A U.S. probe into Hyperdynamics Corp. (HDY) means Tullow, which had planned to start drilling a deepwater well by April 1, is unable to meet its contractual obligations. The company “cannot proceed with its activities on the license until these issues are resolved,” spokesman George Cazenove said today by phone.
The U.S. Department of Justice and the U.S. Securities and Exchange Commission are probing Houston-based Hyperdynamics over the acquisition and retention of exploration rights in Guinea. Since last year the U.S. also has been examining how iron-mining rights were awarded in the West African nation’s Simandou area.
Tullow, the operator of the oil and gas project, joined the concession in 2012 by acquiring 40 percent from Hyperdynamics, which now has 37 percent. The London-based company agreed to pay $27 million in cash to Hyperdynamics to cover past costs and as much as $200 million for future expenses, it said at the time.

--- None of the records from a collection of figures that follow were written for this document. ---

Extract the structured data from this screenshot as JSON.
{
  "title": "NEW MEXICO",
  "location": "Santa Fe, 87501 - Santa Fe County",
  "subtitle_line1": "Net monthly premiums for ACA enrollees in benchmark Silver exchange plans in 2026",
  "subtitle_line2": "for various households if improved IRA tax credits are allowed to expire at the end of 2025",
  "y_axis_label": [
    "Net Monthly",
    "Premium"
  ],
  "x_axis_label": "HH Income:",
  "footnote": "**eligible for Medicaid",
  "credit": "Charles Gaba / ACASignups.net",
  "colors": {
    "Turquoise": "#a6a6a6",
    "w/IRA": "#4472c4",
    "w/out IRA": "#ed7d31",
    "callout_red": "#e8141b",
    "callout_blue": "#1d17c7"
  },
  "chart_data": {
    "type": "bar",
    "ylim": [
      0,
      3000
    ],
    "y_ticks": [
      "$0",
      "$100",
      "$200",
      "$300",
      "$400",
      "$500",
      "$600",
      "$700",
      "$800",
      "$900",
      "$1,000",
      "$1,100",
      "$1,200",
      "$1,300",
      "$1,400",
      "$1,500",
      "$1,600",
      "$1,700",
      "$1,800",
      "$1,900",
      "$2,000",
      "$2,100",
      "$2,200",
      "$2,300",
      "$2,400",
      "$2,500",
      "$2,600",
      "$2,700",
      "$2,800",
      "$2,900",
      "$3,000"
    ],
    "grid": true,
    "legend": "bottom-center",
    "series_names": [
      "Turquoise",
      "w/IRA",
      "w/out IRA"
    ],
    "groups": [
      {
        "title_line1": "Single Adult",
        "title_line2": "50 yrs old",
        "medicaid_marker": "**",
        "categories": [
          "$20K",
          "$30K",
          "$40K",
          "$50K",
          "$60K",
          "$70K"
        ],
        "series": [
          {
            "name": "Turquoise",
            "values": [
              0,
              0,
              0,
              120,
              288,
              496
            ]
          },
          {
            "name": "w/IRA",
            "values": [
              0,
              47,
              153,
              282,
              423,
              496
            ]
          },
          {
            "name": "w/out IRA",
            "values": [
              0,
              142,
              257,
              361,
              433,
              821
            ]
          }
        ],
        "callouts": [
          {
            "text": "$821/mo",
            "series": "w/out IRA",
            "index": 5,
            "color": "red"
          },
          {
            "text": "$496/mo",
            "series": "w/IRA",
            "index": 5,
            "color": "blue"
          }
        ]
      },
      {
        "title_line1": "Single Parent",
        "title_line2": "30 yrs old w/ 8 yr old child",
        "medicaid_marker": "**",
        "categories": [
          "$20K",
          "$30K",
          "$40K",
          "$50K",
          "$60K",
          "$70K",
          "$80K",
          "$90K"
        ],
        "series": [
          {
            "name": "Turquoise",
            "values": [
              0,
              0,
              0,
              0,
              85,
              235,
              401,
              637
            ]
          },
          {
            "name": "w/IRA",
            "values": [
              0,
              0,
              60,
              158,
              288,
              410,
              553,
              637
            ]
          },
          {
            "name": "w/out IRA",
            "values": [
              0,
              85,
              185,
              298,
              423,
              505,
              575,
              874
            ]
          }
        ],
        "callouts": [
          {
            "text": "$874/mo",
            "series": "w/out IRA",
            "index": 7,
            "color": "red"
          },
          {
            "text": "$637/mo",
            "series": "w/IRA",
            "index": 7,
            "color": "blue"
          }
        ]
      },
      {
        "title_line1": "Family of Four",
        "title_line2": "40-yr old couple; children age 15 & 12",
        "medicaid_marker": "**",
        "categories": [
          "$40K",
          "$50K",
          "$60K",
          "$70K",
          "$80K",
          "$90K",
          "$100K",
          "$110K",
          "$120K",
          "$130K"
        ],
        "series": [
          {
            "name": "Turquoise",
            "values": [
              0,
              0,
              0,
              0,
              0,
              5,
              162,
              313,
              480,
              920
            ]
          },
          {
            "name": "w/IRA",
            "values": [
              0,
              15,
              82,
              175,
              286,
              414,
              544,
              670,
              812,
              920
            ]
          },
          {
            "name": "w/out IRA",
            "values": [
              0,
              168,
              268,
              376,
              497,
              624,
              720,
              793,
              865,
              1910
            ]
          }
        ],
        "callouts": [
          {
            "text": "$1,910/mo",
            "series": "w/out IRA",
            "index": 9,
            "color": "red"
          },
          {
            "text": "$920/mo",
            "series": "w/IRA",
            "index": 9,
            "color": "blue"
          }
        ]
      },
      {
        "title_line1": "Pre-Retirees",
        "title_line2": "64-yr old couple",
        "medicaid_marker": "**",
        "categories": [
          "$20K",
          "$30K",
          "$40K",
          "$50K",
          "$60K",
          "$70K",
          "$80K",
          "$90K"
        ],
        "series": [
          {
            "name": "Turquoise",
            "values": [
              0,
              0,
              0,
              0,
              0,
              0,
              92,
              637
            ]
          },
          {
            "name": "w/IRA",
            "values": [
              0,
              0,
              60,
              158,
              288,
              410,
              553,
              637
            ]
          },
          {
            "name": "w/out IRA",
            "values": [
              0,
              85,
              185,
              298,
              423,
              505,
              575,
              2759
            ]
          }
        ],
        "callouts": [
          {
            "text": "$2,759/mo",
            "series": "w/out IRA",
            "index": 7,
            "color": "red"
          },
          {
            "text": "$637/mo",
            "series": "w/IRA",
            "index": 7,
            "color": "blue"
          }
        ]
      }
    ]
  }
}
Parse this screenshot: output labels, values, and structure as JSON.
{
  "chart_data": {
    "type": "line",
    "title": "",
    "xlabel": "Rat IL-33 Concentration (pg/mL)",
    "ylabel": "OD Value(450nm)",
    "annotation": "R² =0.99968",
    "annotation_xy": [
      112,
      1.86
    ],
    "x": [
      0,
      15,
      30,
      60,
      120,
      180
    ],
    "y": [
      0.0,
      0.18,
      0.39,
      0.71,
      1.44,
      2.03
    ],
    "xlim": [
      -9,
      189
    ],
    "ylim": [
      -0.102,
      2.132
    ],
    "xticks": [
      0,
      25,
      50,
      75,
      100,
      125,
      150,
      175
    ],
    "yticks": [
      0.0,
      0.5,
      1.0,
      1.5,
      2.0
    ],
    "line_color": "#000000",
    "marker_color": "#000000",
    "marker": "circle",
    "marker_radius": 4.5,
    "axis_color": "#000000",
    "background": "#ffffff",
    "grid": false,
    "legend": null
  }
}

“Tullow hopes for a speedy resolution of these issues and looks forward to continuing operations,” Cazenove said today. Korea National Oil Corp.’s Dana Petroleum unit also is a partner in the venture.
Tullow’s exit from its contractual arrangements, declaring what’s known as force majeure, follows a Feb. 7 filing from Hyperdynamics, which said it may be subject to fines and “civil and criminal penalties” if violations of the Foreign Corrupt Practices Act are uncovered.
“We have retained legal counsel to represent us in these matters, initiated an internal investigation, and we are cooperating fully with the government,” Hyperdynamics said at the time.
Guinea ranks 150th out of 177 nations in Transparency International’s 2013 Corruption Perceptions Index.